Team Rubicon will sort you out with travel and logistics and take you into the breach, but we need you to cover down on the administrative side of deploying. We are allowed access to vulnerable populations after devastating disasters because we are professionals. We have credentials, we have support, and we have rapport. This is built upon brilliance in the basics.
Holding to Team Rubicon’s hard routine requires discipline and individual actions. Your expertise and efforts are needed on the ground, and in order to deploy team members internationally, we screen for the following administrative tasks:
- Sign Up Form Complete Your volunteer profile needs to be complete and current. This section holds the most pertinent personal information such as points of contact, emergency contact information, three-letter airport code, allergies, and blood type. We actively seek those who have proficiency in multiple languages.

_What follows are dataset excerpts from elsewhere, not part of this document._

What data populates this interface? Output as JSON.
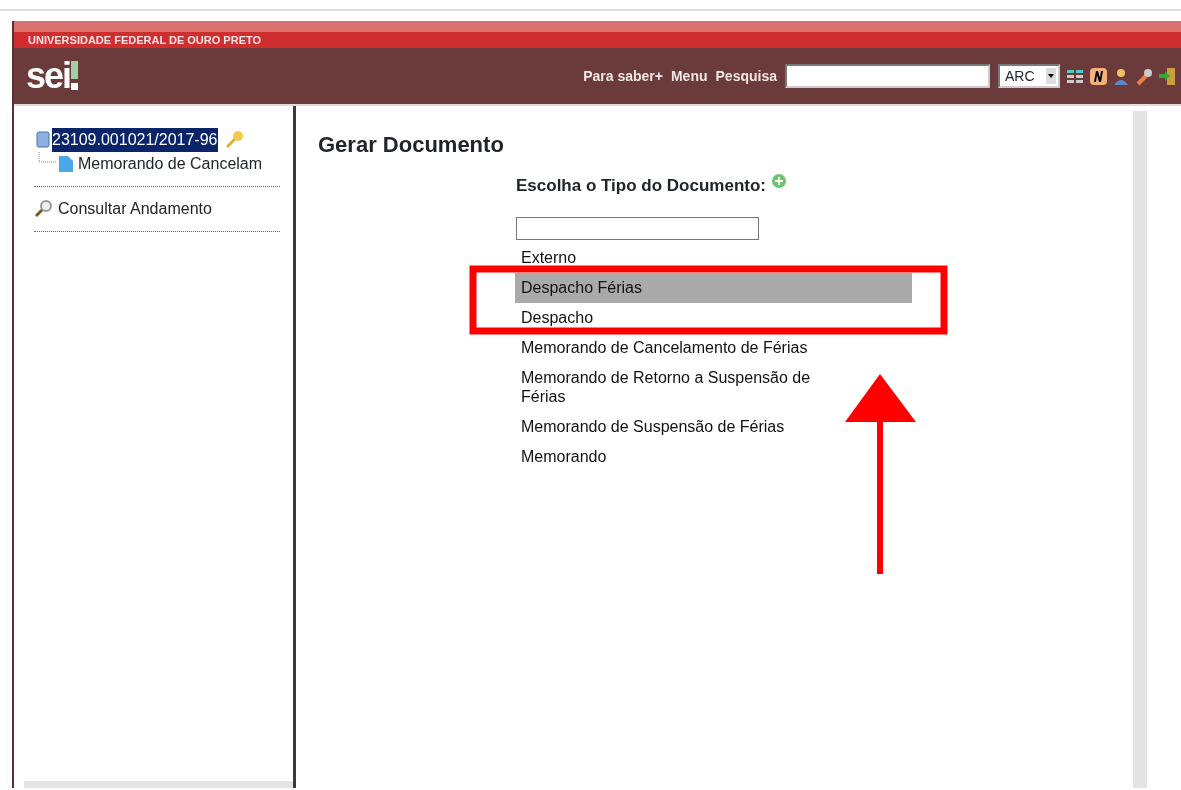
{
  "header": {
    "organization": "UNIVERSIDADE FEDERAL DE OURO PRETO",
    "logo": "sei",
    "nav_links": [
      "Para saber+",
      "Menu",
      "Pesquisa"
    ],
    "unit_select": {
      "value": "ARC"
    }
  },
  "sidebar": {
    "tree": [
      {
        "label": "23109.001021/2017-96",
        "selected": true,
        "children": [
          {
            "label": "Memorando de Cancelam",
            "selected": false
          }
        ]
      }
    ],
    "actions": [
      {
        "label": "Consultar Andamento"
      }
    ]
  },
  "main": {
    "title": "Gerar Documento",
    "subtitle": "Escolha o Tipo do Documento:",
    "document_types": [
      {
        "label": "Externo",
        "selected": false
      },
      {
        "label": "Despacho Férias",
        "selected": true
      },
      {
        "label": "Despacho",
        "selected": false
      },
      {
        "label": "Memorando de Cancelamento de Férias",
        "selected": false
      },
      {
        "label": "Memorando de Retorno a Suspensão de Férias",
        "selected": false
      },
      {
        "label": "Memorando de Suspensão de Férias",
        "selected": false
      },
      {
        "label": "Memorando",
        "selected": false
      }
    ]
  }
}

- Passport Valid with an expiration date of no earlier than six months from date of departure.
- Current immunisation records Responders must not become victims.
- Availability Must have a minimum of 14 consecutive days to support the operation.
Once availability to deploy on an approved international operation is listed, the vetting process begins by verifying your availability and information listed in your sign up form. If administrative criteria is met, volunteers will be immediately contacted with further instruction. Those who do not meet the initial vetting criteria will be contacted after the first wave is dispatched with an explanation detailing why they could not deploy.
Team Rubicon has a hard-earned reputation, and the international community has high expectations for us, especially when Mother Nature stirs up chaos and confusion. We must continue to maintain the high state of personal and organisational readiness for when we receive the call, we can respond immediately with a resounding “Send me.”